For maximum trust, base64-encode the .wasm and embed it in the action source, then decode and initSync it. This removes the runtime fetch and makes the action’s IPFS CID commit to the exact crypto bytes — there is no external dependency to resolve at run time:
const WASM_B64 = "AGFzbQEAAAA...";                    // the .wasm, base64-inlined
initSync(Uint8Array.from(atob(WASM_B64), (c) => c.charCodeAt(0)));
jsDelivr is immutable at a pinned version and integrity-checked, so option 1 is safe for most uses. Option 2 is the tighter setup when you want the CID itself to attest to the precise bytes that ran (e.g. so a verifier doesn’t have to trust the CDN at all). The trade-off is action size — a large module inlined as base64 grows the source ~33%.

Things to keep in mind

  • It’s Deno, not Node.
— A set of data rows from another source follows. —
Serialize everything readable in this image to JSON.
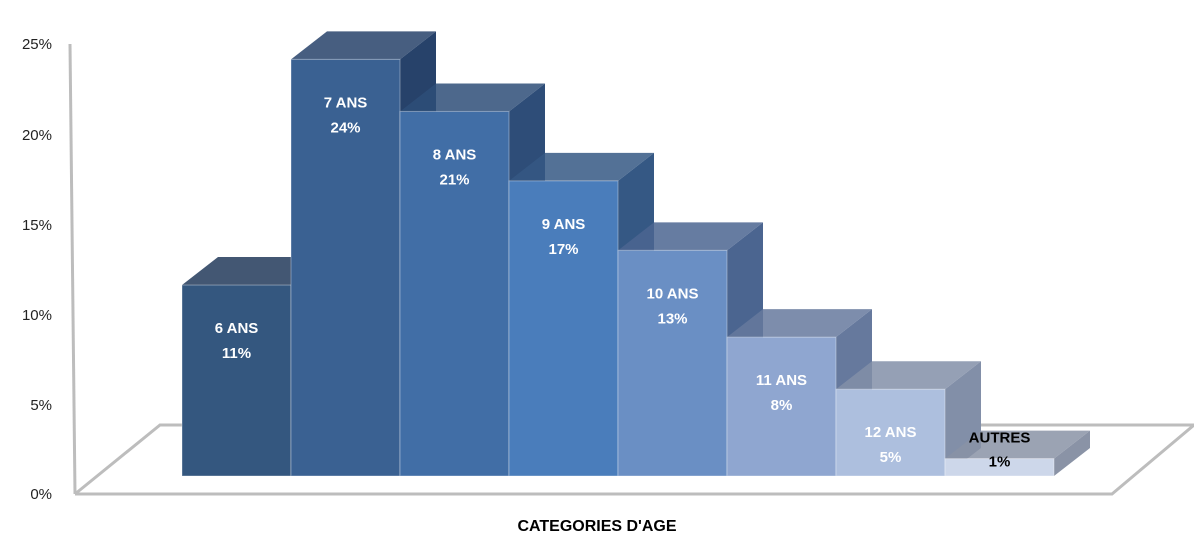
{
  "chart_data": {
    "type": "bar",
    "title": "",
    "xlabel": "CATEGORIES D'AGE",
    "ylabel": "",
    "ylim": [
      0,
      25
    ],
    "yticks": [
      "0%",
      "5%",
      "10%",
      "15%",
      "20%",
      "25%"
    ],
    "grid": false,
    "legend": "none",
    "categories": [
      "6 ANS",
      "7 ANS",
      "8 ANS",
      "9 ANS",
      "10 ANS",
      "11 ANS",
      "12 ANS",
      "AUTRES"
    ],
    "values": [
      11,
      24,
      21,
      17,
      13,
      8,
      5,
      1
    ],
    "value_labels": [
      "11%",
      "24%",
      "21%",
      "17%",
      "13%",
      "8%",
      "5%",
      "1%"
    ],
    "colors": [
      "#34577f",
      "#3a6192",
      "#416ea6",
      "#4a7dbb",
      "#6a8fc4",
      "#8fa6d0",
      "#adbfde",
      "#cdd7ea"
    ],
    "side_colors": [
      "#22395a",
      "#27426a",
      "#2e4d78",
      "#355884",
      "#4b6590",
      "#66799d",
      "#828fa8",
      "#8a93a6"
    ],
    "label_colors": [
      "#ffffff",
      "#ffffff",
      "#ffffff",
      "#ffffff",
      "#ffffff",
      "#ffffff",
      "#ffffff",
      "#000000"
    ]
  }
}
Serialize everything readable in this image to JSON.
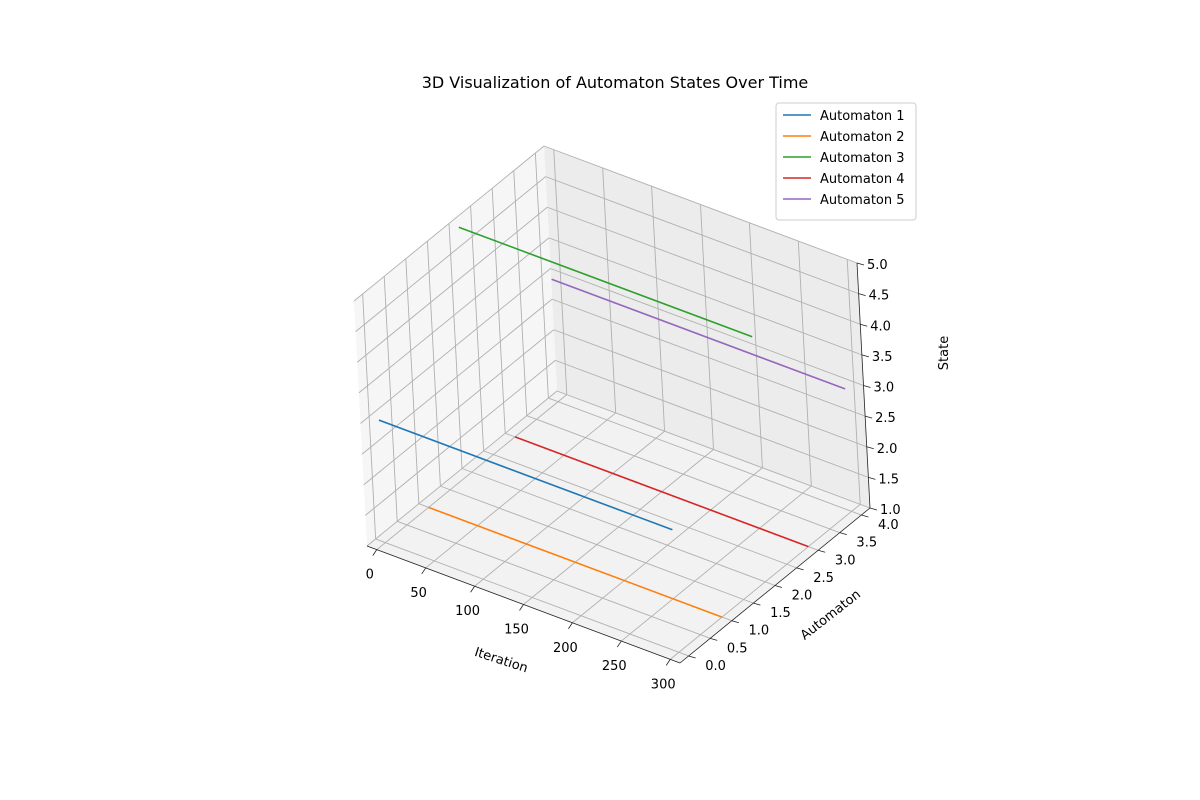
{
  "chart_data": {
    "type": "line",
    "title": "3D Visualization of Automaton States Over Time",
    "xlabel": "Iteration",
    "ylabel": "Automaton",
    "zlabel": "State",
    "xlim": [
      -10,
      310
    ],
    "ylim": [
      -0.2,
      4.2
    ],
    "zlim": [
      1,
      5
    ],
    "x_ticks": [
      "0",
      "50",
      "100",
      "150",
      "200",
      "250",
      "300"
    ],
    "y_ticks": [
      "0.0",
      "0.5",
      "1.0",
      "1.5",
      "2.0",
      "2.5",
      "3.0",
      "3.5",
      "4.0"
    ],
    "z_ticks": [
      "1.0",
      "1.5",
      "2.0",
      "2.5",
      "3.0",
      "3.5",
      "4.0",
      "4.5",
      "5.0"
    ],
    "grid": true,
    "legend_position": "top-right",
    "series": [
      {
        "name": "Automaton 1",
        "color": "#1f77b4",
        "x": [
          0,
          300
        ],
        "y": [
          0,
          0
        ],
        "z": [
          3,
          3
        ]
      },
      {
        "name": "Automaton 2",
        "color": "#ff7f0e",
        "x": [
          0,
          300
        ],
        "y": [
          1,
          1
        ],
        "z": [
          1,
          1
        ]
      },
      {
        "name": "Automaton 3",
        "color": "#2ca02c",
        "x": [
          0,
          300
        ],
        "y": [
          2,
          2
        ],
        "z": [
          5,
          5
        ]
      },
      {
        "name": "Automaton 4",
        "color": "#d62728",
        "x": [
          0,
          300
        ],
        "y": [
          3,
          3
        ],
        "z": [
          1,
          1
        ]
      },
      {
        "name": "Automaton 5",
        "color": "#9467bd",
        "x": [
          0,
          300
        ],
        "y": [
          4,
          4
        ],
        "z": [
          3,
          3
        ]
      }
    ]
  }
}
You get web APIs (fetch, streams, WebAssembly, crypto), not Node built-ins. Use the web build of a wasm-bindgen package (e.g. …-web), not the …-node build.
  • Size and response limits. A big module plus its working state count against action size and the response-payload cap — see Limits. The mpc-signing-ecdsa example relays a large sealed session each round, well within the default response cap.
  • Stateless across calls. An action holds no memory between invocations, so a wasm session that must span multiple calls has to be serialized out and passed back in (mpc-signing-ecdsa seals its session with Lit.Actions.Encrypt and relays it through the user each round).

See it run

The mpc-signing-ecdsa example runs DKLs23 threshold ECDSA in wasm inside the action: it instantiates the wasm, serializes and rebuilds the module’s session between every protocol round (the stateless-relay pattern), and produces a signature plain ecrecover accepts. Its action/mpcSigner.js is a working template for getting any wasm module running in an action.